Double edge to Asia's trade barriers: the desire to pry open tech markets puts U.S. interests under microscope

America's Network, June 1, 2004 by Robert Clark

China policies on semiconductor tariffs and WLAN standards have caught the brunt of U.S. ire recently. But a report by the U.S. Trade Representative (USTR) shows they aren't the only high-tech trade barriers in Asia.

The annual USTR review of telecom trade agreements published recently highlights the constraints placed by Asian governments through manipulation of standards, secretive regulation and high termination fees.

In particular, the report served notice that it would closely monitor the development and application of standards in the key markets of China, Korea and Japan.

NOT NEUTRAL

In China, it singles out three issues: WAPI, CDMA450 and 3G licensing. WAPI is China's new mandatory Wi-Fi encryption standard, which differs from the existing 802.11 global standard, and which Intel has said its Centrino chip can't support.

China won't open up the 450-MHz band for commercial services because it is currently set aside for military use, while the 3G licensing process is attacked as not being technology-neutral.

In Korea, the problem is WIPI, which like WAPI is due to take effect on June 1. It's a Java-friendly mobile applications development platform, thus effectively marginalizing Qualcomm's BREW (although it is supported by another U.S. company, Sun Microsystems).

The USTR also complains that potential U.S. suppliers are excluded from the opening of the new Korean 2.3-GHz band. A similar charge is made against Japan's proposal to issue licenses in the 2010-MHz range.

Related to this, the report singles out the lack of transparence and independence of regulators and standards-setting procedures. Japan's MPHPT, for example, has made no rationale for its licensing policies. Both the MPHPT and China's MII are criticized for decisions which frequently favor government-controlled carriers.

The MII also comes under fire for its interference in IPR negotiations with U.S. suppliers, its inability to pass its much-awaited telecom law, and its arbitrary reclassification of VAS into basic (and hence off-limits to foreign firms) services.

FCC INVESTIGATES

Elsewhere, the report targets high mobile termination rates in calling-party-pays markets in the EU, Australia, Japan and New Zealand, and notes that the FCC is about to conduct an inquiry into the impact on U.S. consumers and business.

The report further identifies slow provisioning of leased-line services, and correspondingly high prices, in breach of GATS rules, by Australia, China, Singapore, New Zealand, as well as France and Germany.

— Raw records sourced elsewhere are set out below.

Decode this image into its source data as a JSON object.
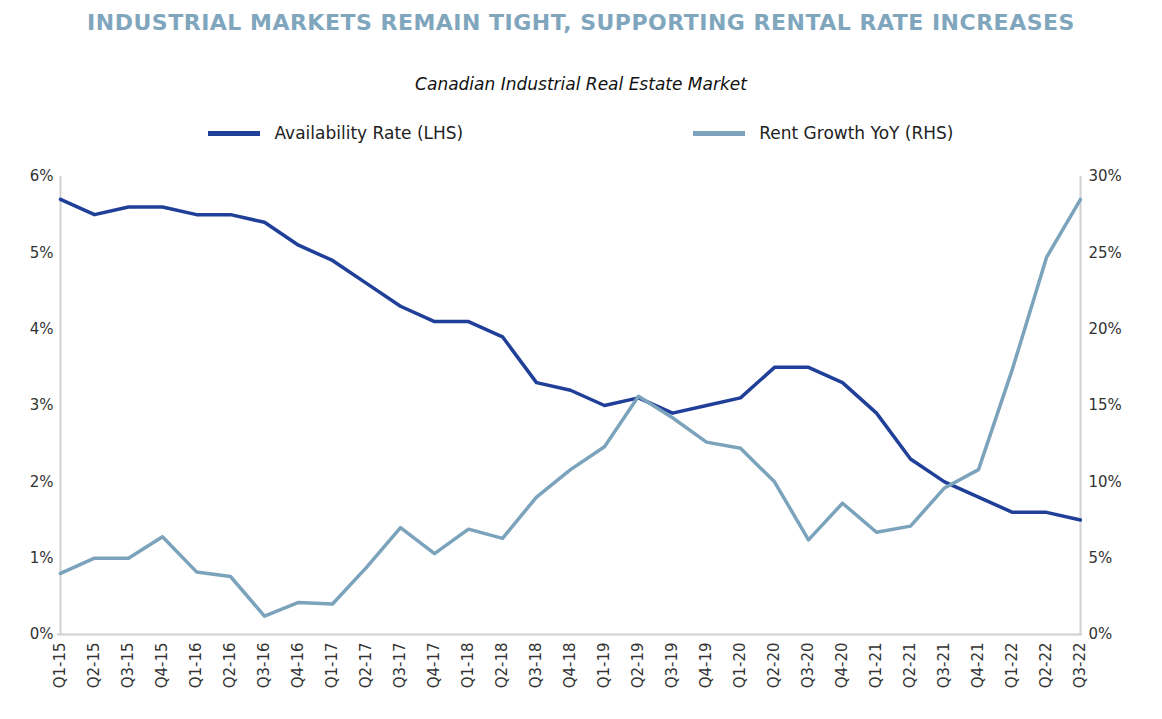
{
  "chart_data": {
    "type": "line",
    "title": "INDUSTRIAL MARKETS REMAIN TIGHT, SUPPORTING RENTAL RATE INCREASES",
    "subtitle": "Canadian Industrial Real Estate Market",
    "categories": [
      "Q1-15",
      "Q2-15",
      "Q3-15",
      "Q4-15",
      "Q1-16",
      "Q2-16",
      "Q3-16",
      "Q4-16",
      "Q1-17",
      "Q2-17",
      "Q3-17",
      "Q4-17",
      "Q1-18",
      "Q2-18",
      "Q3-18",
      "Q4-18",
      "Q1-19",
      "Q2-19",
      "Q3-19",
      "Q4-19",
      "Q1-20",
      "Q2-20",
      "Q3-20",
      "Q4-20",
      "Q1-21",
      "Q2-21",
      "Q3-21",
      "Q4-21",
      "Q1-22",
      "Q2-22",
      "Q3-22"
    ],
    "series": [
      {
        "name": "Availability Rate (LHS)",
        "color": "#1f3f98",
        "values": [
          5.7,
          5.5,
          5.6,
          5.6,
          5.5,
          5.5,
          5.4,
          5.1,
          4.9,
          4.6,
          4.3,
          4.1,
          4.1,
          3.9,
          3.3,
          3.2,
          3.0,
          3.1,
          2.9,
          3.0,
          3.1,
          3.5,
          3.5,
          3.3,
          2.9,
          2.3,
          2.0,
          1.8,
          1.6,
          1.6,
          1.5
        ]
      },
      {
        "name": "Rent Growth YoY (RHS)",
        "color": "#7ba3bc",
        "axis": "y2",
        "values": [
          4.0,
          5.0,
          5.0,
          6.4,
          4.1,
          3.8,
          1.2,
          2.1,
          2.0,
          4.4,
          7.0,
          5.3,
          6.9,
          6.3,
          9.0,
          10.8,
          12.3,
          15.6,
          14.2,
          12.6,
          12.2,
          10.0,
          6.2,
          8.6,
          6.7,
          7.1,
          9.6,
          10.8,
          17.4,
          24.7,
          28.5
        ]
      }
    ],
    "ylim": [
      0,
      6
    ],
    "yticks": [
      {
        "value": 0,
        "label": "0%"
      },
      {
        "value": 1,
        "label": "1%"
      },
      {
        "value": 2,
        "label": "2%"
      },
      {
        "value": 3,
        "label": "3%"
      },
      {
        "value": 4,
        "label": "4%"
      },
      {
        "value": 5,
        "label": "5%"
      },
      {
        "value": 6,
        "label": "6%"
      }
    ],
    "y2lim": [
      0,
      30
    ],
    "y2ticks": [
      {
        "value": 0,
        "label": "0%"
      },
      {
        "value": 5,
        "label": "5%"
      },
      {
        "value": 10,
        "label": "10%"
      },
      {
        "value": 15,
        "label": "15%"
      },
      {
        "value": 20,
        "label": "20%"
      },
      {
        "value": 25,
        "label": "25%"
      },
      {
        "value": 30,
        "label": "30%"
      }
    ],
    "grid": false,
    "legend": "top"
  }
}
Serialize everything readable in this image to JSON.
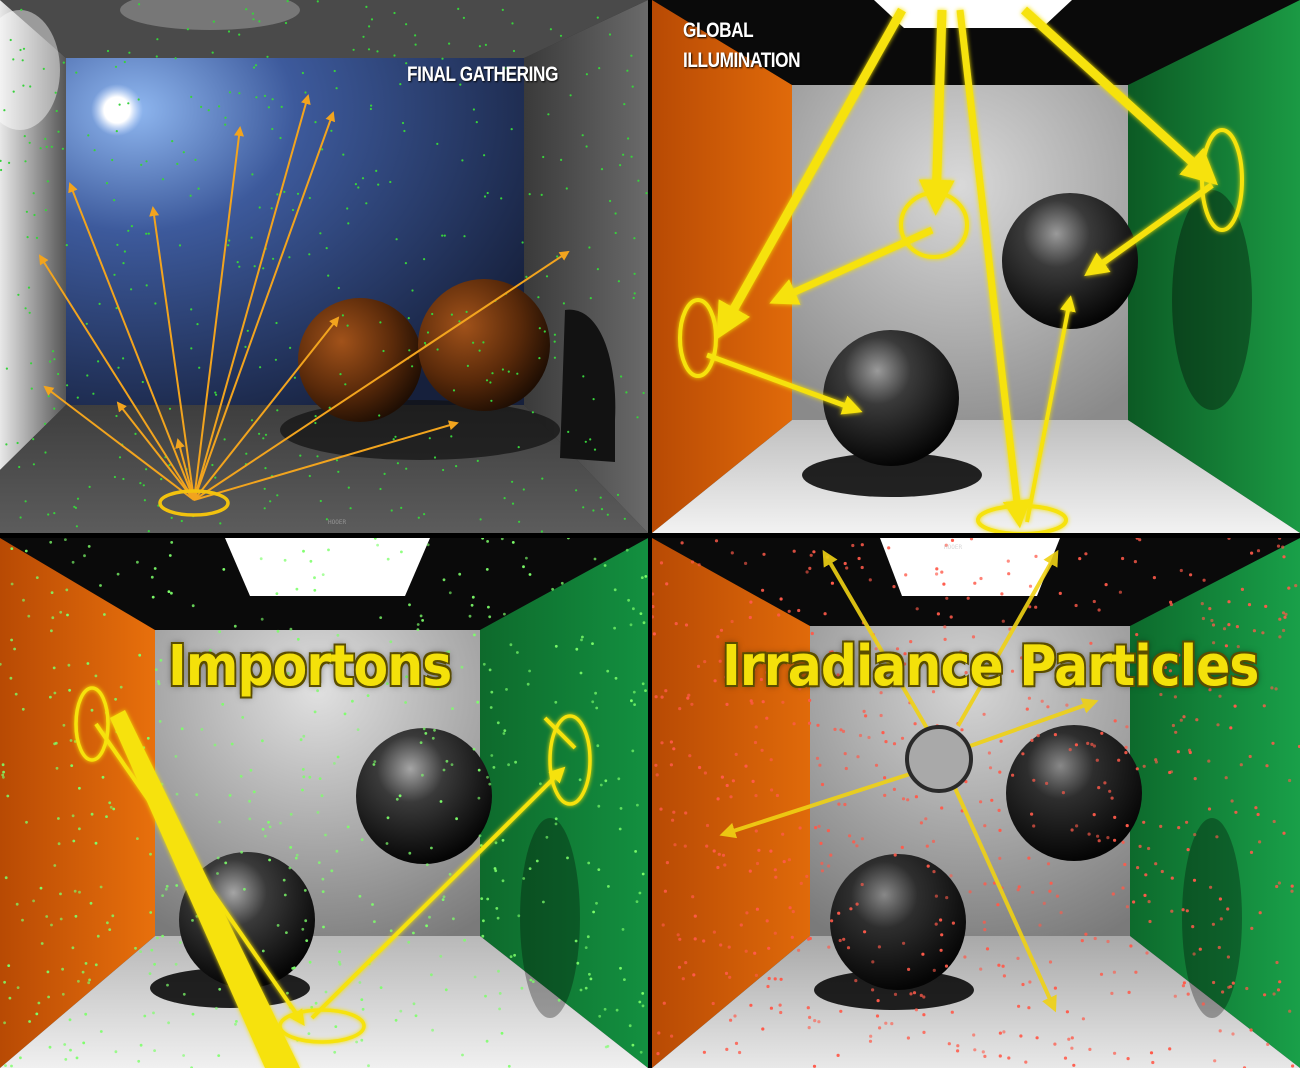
{
  "panels": {
    "final_gathering": {
      "label": "FINAL GATHERING",
      "watermark": "HOOER"
    },
    "global_illumination": {
      "label_line1": "GLOBAL",
      "label_line2": "ILLUMINATION"
    },
    "importons": {
      "label": "Importons"
    },
    "irradiance_particles": {
      "label": "Irradiance Particles",
      "watermark": "HOOER"
    }
  },
  "colors": {
    "arrow_orange": "#f2a41e",
    "arrow_yellow": "#f6e20b",
    "wall_orange": "#d75c05",
    "wall_green": "#10883a",
    "sky_blue": "#2a3e78",
    "dot_green": "#38d23c",
    "dot_red": "#ff5a4a"
  }
}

It is worthwhile to note that the barriers don't just hurt American companies. The USTR reporting and lobbying process plays a critical role in breaking down barriers between markets.

Ironically, the U.S. has clearly erected barriers of its own. The rejection of Hutchison Whampoa's investment in Global Crossing on national security grounds is a case in point. The barrier was set quite low: Hutchison even offered to separate out its investment from day-to-day management of the international operator, which carries some traffic from the U.S. Defense Department. However, this too was rejected.

Critics argue that while U.S. activism on behalf of global free trade is welcome, too often the effect is to champion a particular U.S. interest without regard for costs or sheer commercial logic.

Clearly, the U.S. has played a powerful role in cracking open Asia's telecom markets. Millions of mobile and long-distance customers are evidence of the progress. The USTR report is the best rundown available on government efforts to rig telecom markets. Yet, critics complain that the message is weakened by a perceived double standard.